MAPPING FOREST IN DARKHAN-UUL PROVINCE, MONGOLIA THROUGH SENTINEL-2 SPECTRAL INDICES
Bayanmunkh Norovsuren1,6, Ochirkhuyag Lkhamjav 2,3,6, Tsolmon Altanchimeg3,6, Ulziisaikhan Ganbold4,6, Bayarmaa Enkhbold4,6, Gankhuyag Purev5,6, Tserennadmid Bataa5, Battuya Sanjaakhand5,6*

1Spatial data analysis department, Center for policy research and analysis, Ulaanbaatar, Mongolia (bayanmunkh.n[at]cpra.ub.gov.mn)
2 Department of Civil Engineering, National Central University, Taoyuan 32017, Taiwan (ROC) (olkhamjav[at]g.ncu.edu.tw)
3 Institute of Geography and Geoecology, Mongolian Academy of Science, Ulaanbaatar, Mongolia (tsolmon_a[at]mas.ac.mn- ochirkhuyag_l[at]mas.ac.mn)
4 School of Geology and Mining Engineering, Mongolian University of Science and Technology (ulziis[at]must.edu.mn- ebayarmaa[at]must.edu.mn )
5 Mongolian University of Life Science, Ulaanbaatar, Mongolia (battuya[at]muls.edu.mn)
6 Mongolian Geospatial Association, Ulaanbaatar 15141, Mongolia (info[at]geomedeelel.mn)


Abstract

Analyzing forest health in Mongolia through spectral indices derived from Sentinel-2 satellite data provides an innovative and effective approach for environmental monitoring and management. The study area, located in the northern region of Mongolia, is dominated by mixed forest ecosystems. This research utilizes high-resolution, multi-spectral imagery from Sentinel-2 satellites, part of the European Space Agency^s Copernicus program, to assess forest health across Darkhan-Uul Province. The primary objective is to compare changes in the main forest canopy classes within this region.
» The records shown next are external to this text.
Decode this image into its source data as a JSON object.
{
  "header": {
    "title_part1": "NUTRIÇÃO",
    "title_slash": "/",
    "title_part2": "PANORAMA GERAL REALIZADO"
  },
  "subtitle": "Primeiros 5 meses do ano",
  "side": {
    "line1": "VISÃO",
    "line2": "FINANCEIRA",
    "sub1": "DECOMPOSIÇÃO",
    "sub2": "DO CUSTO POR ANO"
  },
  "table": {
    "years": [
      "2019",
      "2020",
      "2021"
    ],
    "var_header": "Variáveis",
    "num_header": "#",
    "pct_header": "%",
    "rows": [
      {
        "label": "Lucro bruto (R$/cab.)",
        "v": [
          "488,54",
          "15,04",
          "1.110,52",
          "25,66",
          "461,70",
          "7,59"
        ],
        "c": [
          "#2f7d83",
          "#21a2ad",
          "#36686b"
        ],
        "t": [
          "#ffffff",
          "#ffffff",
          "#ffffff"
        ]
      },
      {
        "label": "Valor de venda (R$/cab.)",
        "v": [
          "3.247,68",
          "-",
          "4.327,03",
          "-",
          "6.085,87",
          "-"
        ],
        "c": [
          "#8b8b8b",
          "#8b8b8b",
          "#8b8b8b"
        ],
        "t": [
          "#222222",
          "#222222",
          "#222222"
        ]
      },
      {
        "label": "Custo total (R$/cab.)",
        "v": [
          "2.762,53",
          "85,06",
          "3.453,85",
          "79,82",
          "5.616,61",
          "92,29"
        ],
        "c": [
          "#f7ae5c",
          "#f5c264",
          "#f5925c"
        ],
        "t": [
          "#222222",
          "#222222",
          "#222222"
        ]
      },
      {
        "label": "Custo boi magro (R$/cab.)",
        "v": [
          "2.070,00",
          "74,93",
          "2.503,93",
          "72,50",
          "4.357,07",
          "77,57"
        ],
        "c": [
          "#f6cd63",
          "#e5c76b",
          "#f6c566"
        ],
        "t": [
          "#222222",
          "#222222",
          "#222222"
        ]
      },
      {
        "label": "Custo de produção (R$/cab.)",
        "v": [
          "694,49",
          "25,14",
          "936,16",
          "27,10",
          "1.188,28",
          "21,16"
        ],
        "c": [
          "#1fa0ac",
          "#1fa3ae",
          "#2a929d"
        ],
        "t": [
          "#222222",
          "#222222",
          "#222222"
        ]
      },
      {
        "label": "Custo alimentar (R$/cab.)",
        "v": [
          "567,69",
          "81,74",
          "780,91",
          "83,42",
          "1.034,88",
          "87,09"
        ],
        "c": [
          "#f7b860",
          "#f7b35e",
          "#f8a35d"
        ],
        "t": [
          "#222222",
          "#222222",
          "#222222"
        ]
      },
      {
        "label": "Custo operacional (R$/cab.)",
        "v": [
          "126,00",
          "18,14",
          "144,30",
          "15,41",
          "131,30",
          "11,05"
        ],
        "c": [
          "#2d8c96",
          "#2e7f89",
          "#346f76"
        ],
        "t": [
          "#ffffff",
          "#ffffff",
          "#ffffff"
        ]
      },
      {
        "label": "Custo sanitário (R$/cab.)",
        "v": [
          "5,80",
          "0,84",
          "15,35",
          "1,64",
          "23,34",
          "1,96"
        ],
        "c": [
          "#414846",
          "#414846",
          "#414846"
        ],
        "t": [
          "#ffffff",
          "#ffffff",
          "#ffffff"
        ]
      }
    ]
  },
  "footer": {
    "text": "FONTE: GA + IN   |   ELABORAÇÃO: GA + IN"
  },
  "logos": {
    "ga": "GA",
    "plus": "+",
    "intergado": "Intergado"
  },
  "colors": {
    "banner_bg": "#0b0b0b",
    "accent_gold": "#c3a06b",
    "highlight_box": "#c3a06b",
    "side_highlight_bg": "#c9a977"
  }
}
We calculated key spectral indices-including the Normalized Difference Vegetation Index (NDVI), Leaf Area Index (LAI), and the Spectral Forest Index (SFI)-to assess forest health, moisture content, and stress factors. The methodological framework involved acquiring and preprocessing Sentinel-2 images to correct for atmospheric disturbances and cloud cover, calculating relevant spectral indices, and analyzing these indices to derive insights into forest health status.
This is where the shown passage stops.